Come mitragliere era piuttosto bravo ma, essendo un campagnolo disperato, non aveva mai avuto contatti con la tecnologia.
La sua vita, però, era fondata su una sola ragione: il cibo.
O, se vogliamo essere precisi, la sopravvivenza.
Per lui mangiare era ancora più indispensabile rispetto a tutti noi. La sera, quando si spegnevano le luci, lui usciva per cacciare e tornava sempre prima dell’alba, appendendo il trofeo di caccia alla testiera del letto, a testa in giù.
Dopo una settimana aveva raccolto almeno cinque pennuti tra anatre ed oche selvatiche. Purtroppo le bestie dopo un po’ di tempo iniziavano a puzzare, oltre a gocciolare liquidi disgustosi che nessuno osava ripulire. Quando il tanfo di morto divenne insopportabile, obbligammo Höfler a liberarsi delle sue oche.
Il furbacchione, però, le seppellì in una buca sicura, ben conservata sotto lo strato di spessa neve che si stava accumulando ai piedi della nostra caserma.
Inutile dirlo: il giorno della nostra partenza si presentò con una decina di animali legati per le zampe alla sua cintura. Nudi e rinsecchiti, gli uccelli cozzavano tra loro ad ogni passo producendo uno schiocco disgustoso e sputacchiando qualche goccia di liquido dai loro becchi spalancati grottescamente.
Grazie al cielo era inverno. Stipati sul furgoncino di ritorno, al freddo, sentivamo a malapena l’odore di marcio esalato dalle sue adorate carcasse, delle quali, testualmente “non dovevamo preoccuparci perché le avrebbe divise anche con noi”
Infatti, appena giungemmo con nostro rammarico al nostro fantastico accampamento di qualche centinaio di chilometri più lontano di quanto ricordassi, il buon campagnolo accese un fuoco, vi gettò dentro le frattaglie di pollo rinsecchite e mise a rosolare ben due anatre.
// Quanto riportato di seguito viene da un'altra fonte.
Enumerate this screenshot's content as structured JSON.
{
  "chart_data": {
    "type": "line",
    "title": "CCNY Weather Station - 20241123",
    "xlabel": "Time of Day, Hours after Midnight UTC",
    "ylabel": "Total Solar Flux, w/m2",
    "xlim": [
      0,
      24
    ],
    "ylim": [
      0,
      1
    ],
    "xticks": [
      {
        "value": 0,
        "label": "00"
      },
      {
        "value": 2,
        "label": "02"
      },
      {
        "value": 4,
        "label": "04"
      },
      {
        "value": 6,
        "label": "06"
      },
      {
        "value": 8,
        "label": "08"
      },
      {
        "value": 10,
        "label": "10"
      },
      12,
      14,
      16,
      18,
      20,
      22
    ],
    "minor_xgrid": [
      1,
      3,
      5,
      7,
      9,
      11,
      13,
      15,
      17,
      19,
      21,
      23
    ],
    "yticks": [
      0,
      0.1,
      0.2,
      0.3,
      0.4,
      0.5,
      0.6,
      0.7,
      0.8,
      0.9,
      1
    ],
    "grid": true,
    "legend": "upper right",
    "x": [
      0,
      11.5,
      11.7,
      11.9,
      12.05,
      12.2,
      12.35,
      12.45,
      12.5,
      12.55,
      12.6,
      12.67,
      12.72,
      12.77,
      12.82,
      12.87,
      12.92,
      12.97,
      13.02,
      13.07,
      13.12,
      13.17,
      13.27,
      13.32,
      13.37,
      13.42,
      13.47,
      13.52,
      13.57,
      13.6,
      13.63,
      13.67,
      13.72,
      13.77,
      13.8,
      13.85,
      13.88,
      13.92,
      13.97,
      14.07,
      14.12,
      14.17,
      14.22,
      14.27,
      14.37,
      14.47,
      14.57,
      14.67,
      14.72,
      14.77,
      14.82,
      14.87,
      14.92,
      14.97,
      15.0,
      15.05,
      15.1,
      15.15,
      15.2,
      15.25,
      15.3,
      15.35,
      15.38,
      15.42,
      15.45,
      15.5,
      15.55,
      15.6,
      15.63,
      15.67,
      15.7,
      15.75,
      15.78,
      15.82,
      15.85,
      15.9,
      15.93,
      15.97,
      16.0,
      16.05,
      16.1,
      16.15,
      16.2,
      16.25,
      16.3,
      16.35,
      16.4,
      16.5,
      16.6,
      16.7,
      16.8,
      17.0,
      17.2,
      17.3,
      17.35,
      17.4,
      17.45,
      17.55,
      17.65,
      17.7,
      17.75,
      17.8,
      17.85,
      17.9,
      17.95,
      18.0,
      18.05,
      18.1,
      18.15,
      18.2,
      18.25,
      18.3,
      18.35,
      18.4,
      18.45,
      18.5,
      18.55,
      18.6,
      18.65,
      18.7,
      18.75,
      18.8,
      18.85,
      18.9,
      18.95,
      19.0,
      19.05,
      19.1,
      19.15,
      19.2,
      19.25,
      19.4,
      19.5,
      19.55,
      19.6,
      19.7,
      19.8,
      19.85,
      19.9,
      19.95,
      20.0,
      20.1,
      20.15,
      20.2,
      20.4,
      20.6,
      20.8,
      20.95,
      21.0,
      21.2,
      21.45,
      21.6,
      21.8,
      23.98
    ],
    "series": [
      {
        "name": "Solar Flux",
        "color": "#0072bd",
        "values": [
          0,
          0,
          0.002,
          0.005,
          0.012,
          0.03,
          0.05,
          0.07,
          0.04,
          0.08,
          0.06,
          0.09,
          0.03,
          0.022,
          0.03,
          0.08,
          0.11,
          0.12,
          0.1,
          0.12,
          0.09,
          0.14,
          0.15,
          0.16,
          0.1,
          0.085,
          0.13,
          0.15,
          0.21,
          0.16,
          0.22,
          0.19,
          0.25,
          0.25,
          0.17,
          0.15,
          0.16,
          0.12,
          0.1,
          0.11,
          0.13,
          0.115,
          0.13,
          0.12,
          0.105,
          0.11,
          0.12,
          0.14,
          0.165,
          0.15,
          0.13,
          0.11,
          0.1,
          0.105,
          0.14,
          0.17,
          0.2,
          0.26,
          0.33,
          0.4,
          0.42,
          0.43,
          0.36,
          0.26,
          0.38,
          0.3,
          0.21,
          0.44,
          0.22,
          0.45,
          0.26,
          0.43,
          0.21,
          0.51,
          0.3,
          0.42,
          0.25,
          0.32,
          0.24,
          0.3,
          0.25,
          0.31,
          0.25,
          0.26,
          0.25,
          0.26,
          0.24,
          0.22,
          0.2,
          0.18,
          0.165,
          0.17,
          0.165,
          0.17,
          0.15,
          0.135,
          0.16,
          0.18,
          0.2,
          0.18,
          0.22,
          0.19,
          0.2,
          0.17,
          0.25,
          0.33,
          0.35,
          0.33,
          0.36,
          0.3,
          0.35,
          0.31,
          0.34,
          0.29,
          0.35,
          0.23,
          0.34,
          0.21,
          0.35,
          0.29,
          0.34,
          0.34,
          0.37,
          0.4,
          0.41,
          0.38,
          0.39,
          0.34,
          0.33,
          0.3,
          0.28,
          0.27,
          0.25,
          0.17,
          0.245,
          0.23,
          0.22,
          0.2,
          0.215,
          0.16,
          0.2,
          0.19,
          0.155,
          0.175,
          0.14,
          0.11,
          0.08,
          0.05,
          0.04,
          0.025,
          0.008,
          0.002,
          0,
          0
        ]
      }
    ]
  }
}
Il mio istinto ferino venne attratto dall’odore della brace ed, inevitabilmente, mi lanciai davanti a quel fuco scoppiettante di un lungo tramonto russo, che pareva accorciarsi sempre di più ogni volta che perdevamo terreno.
E’ per il capodanno!”
“Sono passati quasi due mesi, Höfler”
“Ah già. Non importa, Capitano. Però sento che quest’anno vinceremo la guerra e potrò tornare dalle mie vacche in montagna.
Lo pensa anche lei, Faust?”
Mi accomodai davanti a quel fuoco in silenzio, osservando i due pennuti rosolare sopra la fiamma viva del falò.
Eh? Cosa pensa?”
“ Lo penso anche io, Höfler”
Sospirai, abbassando lo sguardo.
“Lo penso anche io”


Note:

* Letteralmente "faccia di merda"
** Politico e rivoluzionario sovietico
*** Riferimento ai fatti accaduti durante il primo maggio 1929, quando la polizia di Berlino represse nell sangue una manifestazione del partito comunista tedesco.
**** Regista sovietico, produttore di numerose pellicole di stampo propagandistico.